Described as “curious, intelligent and playful” by the primate staff at Brookfield Zoo, Maggie arrived at the zoo’s Tropic World exhibit in 1995. She was born at the San Diego Zoo in 1961 and gave birth to four offspring there.
In Brookfield, Maggie was a surrogate mother to two infants. When Kecil, a male, arrived from the Toledo Zoo as a 10-month old in June 2014, he was introduced to Maggie, who raised him. Kecil’s own mother, who had raised other offspring previously, showed no interest in raising her newborn after an apparently difficult delivery.
Kecil is now 2½ years old and is one of five orangutans remaining in the Brookfield Zoo collection.
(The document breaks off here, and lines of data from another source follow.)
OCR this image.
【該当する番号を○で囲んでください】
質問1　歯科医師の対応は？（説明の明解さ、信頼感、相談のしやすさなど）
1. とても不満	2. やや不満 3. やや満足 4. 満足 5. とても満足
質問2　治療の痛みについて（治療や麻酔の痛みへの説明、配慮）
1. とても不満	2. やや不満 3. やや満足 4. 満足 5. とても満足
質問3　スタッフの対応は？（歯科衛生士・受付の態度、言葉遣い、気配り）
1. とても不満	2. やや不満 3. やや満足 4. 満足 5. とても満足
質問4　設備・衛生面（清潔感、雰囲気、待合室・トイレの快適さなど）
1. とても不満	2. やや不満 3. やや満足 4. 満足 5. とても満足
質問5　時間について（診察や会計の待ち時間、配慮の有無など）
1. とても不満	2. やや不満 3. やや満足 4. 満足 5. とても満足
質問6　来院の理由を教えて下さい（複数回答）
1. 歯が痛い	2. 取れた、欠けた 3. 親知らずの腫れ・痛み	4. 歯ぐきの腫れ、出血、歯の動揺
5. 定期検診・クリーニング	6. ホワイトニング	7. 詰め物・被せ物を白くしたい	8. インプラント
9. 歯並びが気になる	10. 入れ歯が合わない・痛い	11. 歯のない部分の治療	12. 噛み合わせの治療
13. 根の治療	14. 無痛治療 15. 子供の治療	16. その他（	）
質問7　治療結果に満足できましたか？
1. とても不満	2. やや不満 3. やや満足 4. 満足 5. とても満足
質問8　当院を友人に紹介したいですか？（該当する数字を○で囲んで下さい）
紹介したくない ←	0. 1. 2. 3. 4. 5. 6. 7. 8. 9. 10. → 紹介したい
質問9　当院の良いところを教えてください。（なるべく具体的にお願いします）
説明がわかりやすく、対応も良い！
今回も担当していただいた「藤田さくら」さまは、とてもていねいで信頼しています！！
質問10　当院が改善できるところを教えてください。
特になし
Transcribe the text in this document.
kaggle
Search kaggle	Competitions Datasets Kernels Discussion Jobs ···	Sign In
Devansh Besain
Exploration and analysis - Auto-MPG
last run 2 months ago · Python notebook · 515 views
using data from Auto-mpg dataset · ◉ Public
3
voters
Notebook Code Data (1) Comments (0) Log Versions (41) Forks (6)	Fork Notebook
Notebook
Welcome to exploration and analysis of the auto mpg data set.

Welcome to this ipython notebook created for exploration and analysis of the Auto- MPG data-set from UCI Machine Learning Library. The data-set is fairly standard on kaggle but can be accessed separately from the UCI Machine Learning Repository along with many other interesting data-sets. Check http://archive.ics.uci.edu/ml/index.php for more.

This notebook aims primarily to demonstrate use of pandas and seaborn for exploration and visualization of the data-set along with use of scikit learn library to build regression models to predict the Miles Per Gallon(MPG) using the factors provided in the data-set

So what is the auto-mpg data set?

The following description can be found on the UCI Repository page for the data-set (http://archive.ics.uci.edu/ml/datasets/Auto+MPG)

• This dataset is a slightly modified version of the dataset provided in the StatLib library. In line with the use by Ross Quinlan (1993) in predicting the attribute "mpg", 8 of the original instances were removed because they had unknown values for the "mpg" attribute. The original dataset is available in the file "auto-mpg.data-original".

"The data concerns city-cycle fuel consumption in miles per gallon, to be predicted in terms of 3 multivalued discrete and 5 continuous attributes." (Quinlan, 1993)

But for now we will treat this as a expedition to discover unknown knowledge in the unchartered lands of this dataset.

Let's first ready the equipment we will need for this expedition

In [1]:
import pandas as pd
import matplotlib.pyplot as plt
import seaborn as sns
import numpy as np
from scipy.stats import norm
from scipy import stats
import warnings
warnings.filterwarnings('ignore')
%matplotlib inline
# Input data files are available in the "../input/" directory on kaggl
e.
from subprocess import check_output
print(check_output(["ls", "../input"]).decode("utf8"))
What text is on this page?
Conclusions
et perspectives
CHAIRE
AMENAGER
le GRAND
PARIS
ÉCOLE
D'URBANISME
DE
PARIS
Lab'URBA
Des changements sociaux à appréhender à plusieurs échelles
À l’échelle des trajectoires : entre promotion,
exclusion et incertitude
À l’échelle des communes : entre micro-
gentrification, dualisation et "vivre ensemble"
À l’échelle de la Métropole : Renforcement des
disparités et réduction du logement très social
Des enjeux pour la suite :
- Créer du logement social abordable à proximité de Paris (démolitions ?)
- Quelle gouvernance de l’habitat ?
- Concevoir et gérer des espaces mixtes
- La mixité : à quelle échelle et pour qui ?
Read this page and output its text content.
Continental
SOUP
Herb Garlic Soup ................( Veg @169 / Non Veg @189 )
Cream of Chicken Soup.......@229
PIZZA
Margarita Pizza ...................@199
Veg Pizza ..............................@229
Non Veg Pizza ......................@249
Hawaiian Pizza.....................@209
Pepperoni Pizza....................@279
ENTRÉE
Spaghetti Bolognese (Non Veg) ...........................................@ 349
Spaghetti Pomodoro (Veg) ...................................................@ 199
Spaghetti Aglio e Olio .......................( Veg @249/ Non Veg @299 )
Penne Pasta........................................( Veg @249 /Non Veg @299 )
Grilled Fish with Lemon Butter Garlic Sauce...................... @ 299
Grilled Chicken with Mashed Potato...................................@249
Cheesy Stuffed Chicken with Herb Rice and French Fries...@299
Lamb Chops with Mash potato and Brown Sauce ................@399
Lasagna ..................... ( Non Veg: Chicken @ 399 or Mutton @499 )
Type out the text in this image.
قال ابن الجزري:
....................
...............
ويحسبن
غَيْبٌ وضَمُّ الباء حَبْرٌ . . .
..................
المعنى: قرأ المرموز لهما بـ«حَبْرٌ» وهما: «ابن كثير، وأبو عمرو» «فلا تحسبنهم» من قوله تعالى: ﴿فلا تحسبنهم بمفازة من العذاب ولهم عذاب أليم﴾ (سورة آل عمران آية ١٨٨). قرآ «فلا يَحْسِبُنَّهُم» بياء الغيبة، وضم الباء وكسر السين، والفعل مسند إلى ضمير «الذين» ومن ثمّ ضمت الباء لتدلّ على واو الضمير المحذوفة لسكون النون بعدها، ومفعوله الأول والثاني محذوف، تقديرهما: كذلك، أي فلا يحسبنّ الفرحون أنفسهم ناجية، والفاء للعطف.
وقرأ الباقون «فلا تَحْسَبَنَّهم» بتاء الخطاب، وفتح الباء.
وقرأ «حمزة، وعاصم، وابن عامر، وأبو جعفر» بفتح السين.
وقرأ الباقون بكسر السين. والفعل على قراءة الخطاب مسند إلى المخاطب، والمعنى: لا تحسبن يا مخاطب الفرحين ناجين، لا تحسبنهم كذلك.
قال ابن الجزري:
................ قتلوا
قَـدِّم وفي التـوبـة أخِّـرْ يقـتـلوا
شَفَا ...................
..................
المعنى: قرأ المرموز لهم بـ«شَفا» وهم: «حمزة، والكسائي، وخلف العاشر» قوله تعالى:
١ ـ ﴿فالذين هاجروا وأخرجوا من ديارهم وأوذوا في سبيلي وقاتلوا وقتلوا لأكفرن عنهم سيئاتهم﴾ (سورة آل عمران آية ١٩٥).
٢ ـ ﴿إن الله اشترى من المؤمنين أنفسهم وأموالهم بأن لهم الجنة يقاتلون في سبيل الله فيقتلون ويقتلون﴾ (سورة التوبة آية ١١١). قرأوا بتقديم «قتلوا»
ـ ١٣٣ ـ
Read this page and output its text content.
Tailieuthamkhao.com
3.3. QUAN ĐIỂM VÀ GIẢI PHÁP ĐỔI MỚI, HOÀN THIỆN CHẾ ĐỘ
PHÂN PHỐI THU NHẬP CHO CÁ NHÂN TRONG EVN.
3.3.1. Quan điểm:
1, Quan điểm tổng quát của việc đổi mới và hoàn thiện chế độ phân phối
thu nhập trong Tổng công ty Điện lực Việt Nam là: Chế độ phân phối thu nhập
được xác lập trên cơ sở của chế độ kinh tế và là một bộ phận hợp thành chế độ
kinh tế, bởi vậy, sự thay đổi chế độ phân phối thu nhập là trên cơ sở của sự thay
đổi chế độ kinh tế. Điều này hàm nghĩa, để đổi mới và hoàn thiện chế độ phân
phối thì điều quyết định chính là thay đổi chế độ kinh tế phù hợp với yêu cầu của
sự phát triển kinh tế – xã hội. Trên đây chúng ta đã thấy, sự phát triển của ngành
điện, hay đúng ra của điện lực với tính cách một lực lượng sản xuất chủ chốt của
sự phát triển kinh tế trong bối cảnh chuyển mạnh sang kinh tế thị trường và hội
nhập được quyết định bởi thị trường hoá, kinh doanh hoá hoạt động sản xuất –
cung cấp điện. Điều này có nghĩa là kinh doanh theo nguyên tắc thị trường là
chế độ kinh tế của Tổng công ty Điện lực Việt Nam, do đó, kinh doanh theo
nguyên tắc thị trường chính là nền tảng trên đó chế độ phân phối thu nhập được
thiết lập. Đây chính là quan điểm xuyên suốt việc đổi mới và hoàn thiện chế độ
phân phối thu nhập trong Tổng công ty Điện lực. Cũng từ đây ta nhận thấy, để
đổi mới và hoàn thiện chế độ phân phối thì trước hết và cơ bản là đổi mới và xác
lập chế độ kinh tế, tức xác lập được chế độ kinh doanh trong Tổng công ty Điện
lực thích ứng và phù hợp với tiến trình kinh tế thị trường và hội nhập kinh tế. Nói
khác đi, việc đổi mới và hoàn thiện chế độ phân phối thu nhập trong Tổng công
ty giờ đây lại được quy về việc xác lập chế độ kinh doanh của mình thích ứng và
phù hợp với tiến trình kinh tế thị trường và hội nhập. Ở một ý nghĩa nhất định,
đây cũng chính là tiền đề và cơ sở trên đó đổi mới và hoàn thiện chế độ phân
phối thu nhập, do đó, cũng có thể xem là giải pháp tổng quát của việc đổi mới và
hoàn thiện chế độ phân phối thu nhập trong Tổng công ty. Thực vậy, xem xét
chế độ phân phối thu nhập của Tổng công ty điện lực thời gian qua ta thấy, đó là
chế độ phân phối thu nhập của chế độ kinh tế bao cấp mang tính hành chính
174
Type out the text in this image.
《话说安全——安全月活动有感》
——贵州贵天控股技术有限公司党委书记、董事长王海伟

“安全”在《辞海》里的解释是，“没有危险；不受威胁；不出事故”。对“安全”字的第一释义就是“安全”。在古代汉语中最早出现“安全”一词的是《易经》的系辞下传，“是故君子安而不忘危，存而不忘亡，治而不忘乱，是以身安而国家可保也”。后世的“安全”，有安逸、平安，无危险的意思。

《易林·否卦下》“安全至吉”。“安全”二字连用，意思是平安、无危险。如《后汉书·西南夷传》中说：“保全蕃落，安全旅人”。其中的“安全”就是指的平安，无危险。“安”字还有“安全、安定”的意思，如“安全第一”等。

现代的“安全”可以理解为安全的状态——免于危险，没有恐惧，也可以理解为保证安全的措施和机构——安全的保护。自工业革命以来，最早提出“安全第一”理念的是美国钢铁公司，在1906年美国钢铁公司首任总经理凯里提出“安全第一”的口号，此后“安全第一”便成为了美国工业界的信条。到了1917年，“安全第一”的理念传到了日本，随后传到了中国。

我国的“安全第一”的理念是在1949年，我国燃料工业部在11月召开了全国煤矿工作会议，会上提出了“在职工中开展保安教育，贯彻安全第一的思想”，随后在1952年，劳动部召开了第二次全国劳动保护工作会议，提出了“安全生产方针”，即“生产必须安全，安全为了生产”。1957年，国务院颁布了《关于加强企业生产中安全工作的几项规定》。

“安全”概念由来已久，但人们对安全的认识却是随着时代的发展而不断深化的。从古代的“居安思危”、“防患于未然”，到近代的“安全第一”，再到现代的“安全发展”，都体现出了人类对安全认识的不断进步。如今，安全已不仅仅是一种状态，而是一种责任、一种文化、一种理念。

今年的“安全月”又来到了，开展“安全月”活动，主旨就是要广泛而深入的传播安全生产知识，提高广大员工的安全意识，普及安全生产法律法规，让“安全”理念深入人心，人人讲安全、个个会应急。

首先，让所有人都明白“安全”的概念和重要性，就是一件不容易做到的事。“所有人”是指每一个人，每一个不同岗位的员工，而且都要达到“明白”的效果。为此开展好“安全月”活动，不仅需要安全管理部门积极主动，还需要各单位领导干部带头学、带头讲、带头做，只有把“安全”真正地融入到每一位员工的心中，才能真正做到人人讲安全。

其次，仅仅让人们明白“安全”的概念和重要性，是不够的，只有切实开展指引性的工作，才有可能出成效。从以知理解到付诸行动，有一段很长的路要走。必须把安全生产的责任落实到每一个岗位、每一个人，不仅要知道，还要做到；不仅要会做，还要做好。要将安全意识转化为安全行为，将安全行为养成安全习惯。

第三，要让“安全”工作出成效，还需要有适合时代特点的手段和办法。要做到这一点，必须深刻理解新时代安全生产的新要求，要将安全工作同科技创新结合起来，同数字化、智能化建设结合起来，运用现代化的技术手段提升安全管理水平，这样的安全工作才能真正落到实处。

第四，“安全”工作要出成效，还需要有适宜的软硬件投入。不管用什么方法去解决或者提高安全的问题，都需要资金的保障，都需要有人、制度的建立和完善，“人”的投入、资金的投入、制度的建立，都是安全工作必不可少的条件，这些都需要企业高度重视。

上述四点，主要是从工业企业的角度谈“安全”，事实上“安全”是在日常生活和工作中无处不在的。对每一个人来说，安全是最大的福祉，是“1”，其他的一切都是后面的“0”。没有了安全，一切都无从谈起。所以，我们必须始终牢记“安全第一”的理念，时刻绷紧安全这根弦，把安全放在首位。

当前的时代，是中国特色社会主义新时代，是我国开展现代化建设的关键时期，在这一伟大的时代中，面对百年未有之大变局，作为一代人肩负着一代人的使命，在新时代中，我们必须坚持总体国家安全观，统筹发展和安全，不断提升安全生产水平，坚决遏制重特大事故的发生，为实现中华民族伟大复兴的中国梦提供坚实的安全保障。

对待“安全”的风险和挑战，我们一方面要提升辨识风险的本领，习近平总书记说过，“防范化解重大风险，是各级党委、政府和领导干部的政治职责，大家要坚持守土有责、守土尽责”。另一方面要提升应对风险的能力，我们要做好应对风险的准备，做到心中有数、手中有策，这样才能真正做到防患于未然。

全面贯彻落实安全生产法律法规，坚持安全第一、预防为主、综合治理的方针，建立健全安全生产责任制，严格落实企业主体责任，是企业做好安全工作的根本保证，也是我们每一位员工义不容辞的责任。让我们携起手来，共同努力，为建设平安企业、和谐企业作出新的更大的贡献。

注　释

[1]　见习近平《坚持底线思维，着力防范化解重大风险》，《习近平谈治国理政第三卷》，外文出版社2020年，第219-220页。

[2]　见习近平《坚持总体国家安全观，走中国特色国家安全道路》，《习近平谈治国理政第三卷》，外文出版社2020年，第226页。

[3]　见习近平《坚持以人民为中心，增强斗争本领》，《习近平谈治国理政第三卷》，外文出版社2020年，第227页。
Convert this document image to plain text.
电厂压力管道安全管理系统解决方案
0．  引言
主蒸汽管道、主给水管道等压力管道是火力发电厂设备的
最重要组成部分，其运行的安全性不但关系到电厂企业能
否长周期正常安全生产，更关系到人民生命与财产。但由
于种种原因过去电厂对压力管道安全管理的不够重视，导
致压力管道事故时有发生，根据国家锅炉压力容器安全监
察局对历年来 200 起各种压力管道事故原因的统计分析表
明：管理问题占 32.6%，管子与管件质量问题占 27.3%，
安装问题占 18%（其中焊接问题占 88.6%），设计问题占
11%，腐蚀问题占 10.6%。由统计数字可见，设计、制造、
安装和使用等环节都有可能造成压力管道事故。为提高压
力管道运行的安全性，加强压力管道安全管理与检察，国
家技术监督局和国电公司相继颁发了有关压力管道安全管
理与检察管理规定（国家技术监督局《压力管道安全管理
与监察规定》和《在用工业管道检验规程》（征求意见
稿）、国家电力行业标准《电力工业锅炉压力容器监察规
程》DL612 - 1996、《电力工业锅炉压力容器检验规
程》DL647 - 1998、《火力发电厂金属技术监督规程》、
The others are Ben, 37 (arrived at Brookfield Zoo in 1992); Sophia, 35 (arrived at Brookfield Zoo in 1992); Brunei, male, 25 (born at Brookfield Zoo); and Kekasih, female 7, (born at Brookfield Zoo).
Maggie reportedly always stayed close to Kecil in the Tropic World exhibit and was protective of him.
Zoo staff have arranged “play dates” with Kekasih and over the weekend was introduced to her 7-year-old’s mother, Sophia, in order to try to incorporate him into the family.
A little more than a decade ago, Maggie made national headlines when she was treated by a University of Chicago endocrinologist for a hypothyroid condition that had caused her to gain weight and become lethargic.
According to a Chicago Tribune article from 2004, Maggie had been obese most of her life and suffered from severe headaches and a host of other ailments.
After being diagnosed with the hypothyroid condition, Maggie, then in her 40s, was placed on medication that stabilized her body chemistry and helped change her life. She lost about 100 pounds, became more active and began mating with a male in the collection, though the two never produced offspring.
According to a press release issued by the Chicago Zoological Society, which operates Brookfield Zoo, on Sunday, Maggie’s health had been declining and “degenerative changes associated with her advanced age began to severely impact her quality of life.”
She was suffering from a variety of ailments, including arthritis, heart disease, round cell sarcoma and, of course, the hypothyroidism that had plagued her all her life.
Maggie was the second-oldest confirmed orangutan in captivity, according to Sondra Katzen, media relations manager for Brookfield Zoo. The oldest, an orangutan named Gypsy who is estimated to be 62 years old, is in the collection of the Tama Zoological Park in Tokyo.